N3pc did not show up as distinctly in the present data as N1pc and N2pc. However, it reliably differed from zero, differed between stimuli (being larger with diamonds than with gap-squares). and furthermore could be well distinguished in many participants’ individual averages, forming a triphasic pattern with N1pc and N2pc. It seems that latency variation between participants made this component appear flatter in the grand mean. N3pc can also be unambiguously seen in Experiment 1 of Wascher et al. (2001, their Figures 2 and 3, “collapsed data”).

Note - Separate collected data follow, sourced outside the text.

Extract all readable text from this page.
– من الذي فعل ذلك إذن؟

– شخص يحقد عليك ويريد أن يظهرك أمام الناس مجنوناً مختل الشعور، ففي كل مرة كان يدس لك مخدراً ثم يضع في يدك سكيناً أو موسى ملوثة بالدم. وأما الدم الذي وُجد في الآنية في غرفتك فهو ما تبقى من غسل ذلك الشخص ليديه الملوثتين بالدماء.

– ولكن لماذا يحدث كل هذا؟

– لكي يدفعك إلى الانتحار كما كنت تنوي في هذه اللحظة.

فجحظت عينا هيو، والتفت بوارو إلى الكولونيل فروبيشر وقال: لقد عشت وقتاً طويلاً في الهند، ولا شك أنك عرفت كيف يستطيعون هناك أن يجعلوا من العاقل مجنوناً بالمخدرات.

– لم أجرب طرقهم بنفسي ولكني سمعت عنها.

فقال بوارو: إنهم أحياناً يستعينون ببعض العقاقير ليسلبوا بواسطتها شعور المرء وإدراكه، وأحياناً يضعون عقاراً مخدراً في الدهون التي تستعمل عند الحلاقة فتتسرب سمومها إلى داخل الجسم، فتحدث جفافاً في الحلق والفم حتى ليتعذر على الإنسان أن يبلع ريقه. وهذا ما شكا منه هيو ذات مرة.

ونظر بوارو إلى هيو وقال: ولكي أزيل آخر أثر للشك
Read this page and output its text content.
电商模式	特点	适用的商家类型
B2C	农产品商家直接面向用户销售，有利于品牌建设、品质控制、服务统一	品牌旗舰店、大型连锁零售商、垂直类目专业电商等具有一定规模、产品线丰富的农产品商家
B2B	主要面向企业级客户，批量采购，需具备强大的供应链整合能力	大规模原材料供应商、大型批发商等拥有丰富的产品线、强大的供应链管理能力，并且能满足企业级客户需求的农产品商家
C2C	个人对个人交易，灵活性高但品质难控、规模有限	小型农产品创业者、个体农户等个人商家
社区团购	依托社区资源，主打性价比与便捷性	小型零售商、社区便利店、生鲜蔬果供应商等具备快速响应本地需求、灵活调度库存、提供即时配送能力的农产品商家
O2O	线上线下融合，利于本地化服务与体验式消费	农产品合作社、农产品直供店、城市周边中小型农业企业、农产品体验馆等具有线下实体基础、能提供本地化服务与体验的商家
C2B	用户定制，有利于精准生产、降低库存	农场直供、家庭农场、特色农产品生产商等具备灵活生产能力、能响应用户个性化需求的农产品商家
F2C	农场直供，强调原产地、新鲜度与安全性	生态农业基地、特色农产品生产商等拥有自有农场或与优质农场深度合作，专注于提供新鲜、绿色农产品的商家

In one earlier paper of ours, Wauschkuhn et al. (1998), N3pc was analyzed (termed L400, by its peak latency) and found to be more selective than N2pc (L250): Whereas N2pc was always evoked by relevant stimuli, N3pc was only evoked if these stimuli were also targets of the saccade defined by the relevant stimulus (similarly: Mazza, Turatto, Umiltŕ, & Eimer, 2007; Seiss et al., 2009). N3pc might have been overlooked in previous data, often being pulled below baseline by its riding on the posterior contralateral positivity that is evoked by manual key-presses, for example, in Wascher and Wauschkuhn (1996, their Figure 2).

N1pc, N2pc, N3pc

N2pc probably reflects attentional capture by relevant stimuli (Eimer & Kiss, 2008; Lien, Ruthruff, Goodin, & Remington, 2008; Seiss et al., 2009). The present data suggest that this capture by and selection of relevant stimuli might proceed in several cycles. The differences that were obtained between gap-square and diamond stimuli may mean that stimuli that are easier to identify evoke more N1pc and less N3pc than stimuli that are hard to identify. Thus, a single pass may be sufficient if stimulation is unilateral, producing N1pc, but multiple passes may be needed if the decision has to be made on the basis of features of bilateral stimuli, producing the periodic structure of N1pc, N2pc, and N3pc.